User Defined Functions (UDF)¶
chDB supports Python User Defined Functions (UDFs) that allow you to extend SQL capabilities with custom Python logic. UDFs can be called from SQL queries and integrate seamlessly with chDB’s query engine.
Overview¶
Python UDFs in chDB provide:
Custom Business Logic: Implement domain-specific calculations and transformations
External Library Integration: Use any Python library within your SQL queries
Stateless Operations: Functions are called for each row of input data
API Reference¶
User-defined functions module for chDB.
This module provides functionality for creating and managing user-defined functions (UDFs) in chDB. It allows you to extend chDB’s capabilities by writing custom Python functions that can be called from SQL queries.

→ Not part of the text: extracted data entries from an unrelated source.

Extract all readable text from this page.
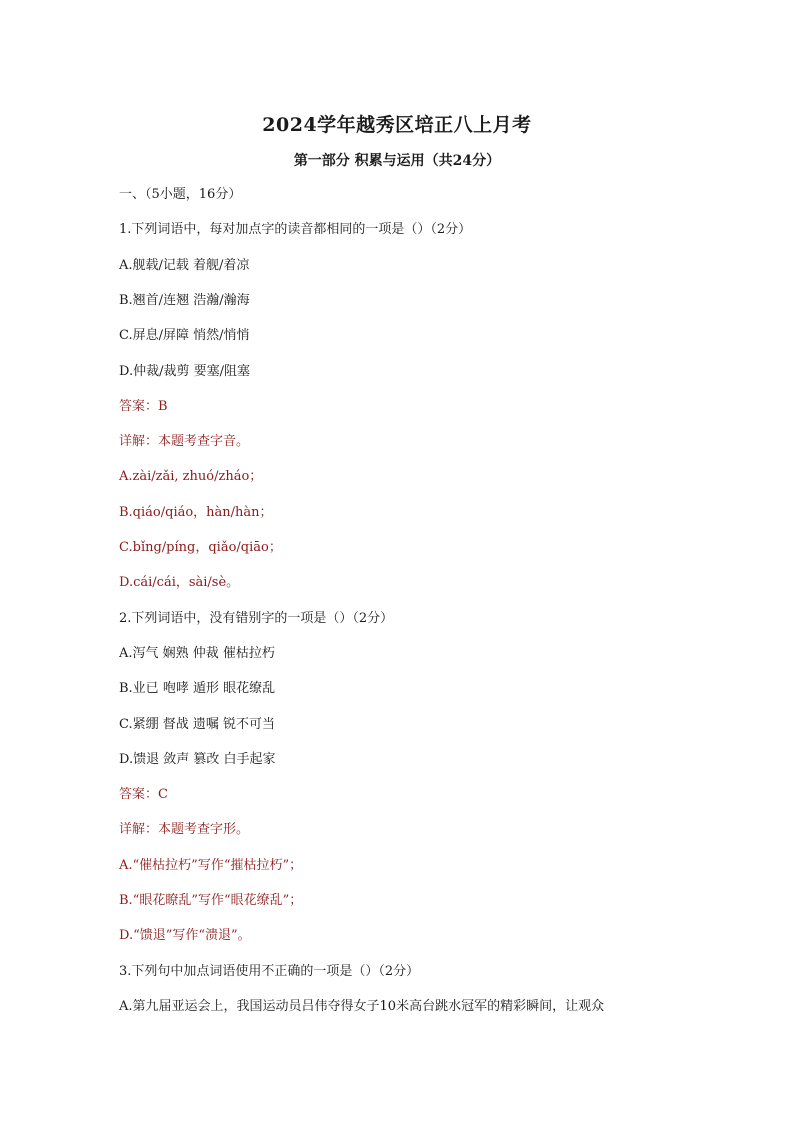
2024学年越秀区培正八上月考
第一部分 积累与运用（共24分）
一、（5小题，16分）
1.下列词语中，每对加点字的读音都相同的一项是（）（2分）
A.舰载/记载 着舰/着凉
B.翘首/连翘 浩瀚/瀚海
C.屏息/屏障 悄然/悄悄
D.仲裁/裁剪 要塞/阻塞
答案：B
详解：本题考查字音。
A.zài/zǎi, zhuó/zháo；
B.qiáo/qiáo，hàn/hàn；
C.bǐng/píng，qiǎo/qiāo；
D.cái/cái，sài/sè。
2.下列词语中，没有错别字的一项是（）（2分）
A.泻气 娴熟 仲裁 催枯拉朽
B.业已 咆哮 遁形 眼花缭乱
C.紧绷 督战 遗嘱 锐不可当
D.馈退 敛声 篡改 白手起家
答案：C
详解：本题考查字形。
A.“催枯拉朽”写作“摧枯拉朽”；
B.“眼花瞭乱”写作“眼花缭乱”；
D.“馈退”写作“溃退”。
3.下列句中加点词语使用不正确的一项是（）（2分）
A.第九届亚运会上，我国运动员吕伟夺得女子10米高台跳水冠军的精彩瞬间，让观众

- chdb.udf.chdb_udf(return_type='String')[source]¶
Decorator for chDB Python UDF(User Defined Function).
- Parameters:
return_type (str) – Return type of the function. Default is “String”. Should be one of the ClickHouse data types.
Notes
The function should be stateless. Only UDFs are supported, not UDAFs.
Default return type is String. The return type should be one of the ClickHouse data types.
The function should take in arguments of type String. All arguments are strings.
The function will be called for each line of input.
The function should be pure python function. Import all modules used IN THE FUNCTION.
Python interpreter used is the same as the one used to run the script.
Example
@chdb_udf() def sum_udf(lhs, rhs): return int(lhs) + int(rhs) @chdb_udf() def func_use_json(arg): import json # ... use json module
- chdb.udf.generate_udf(func_name, args, return_type, udf_body)[source]¶
Generate UDF configuration and executable script files.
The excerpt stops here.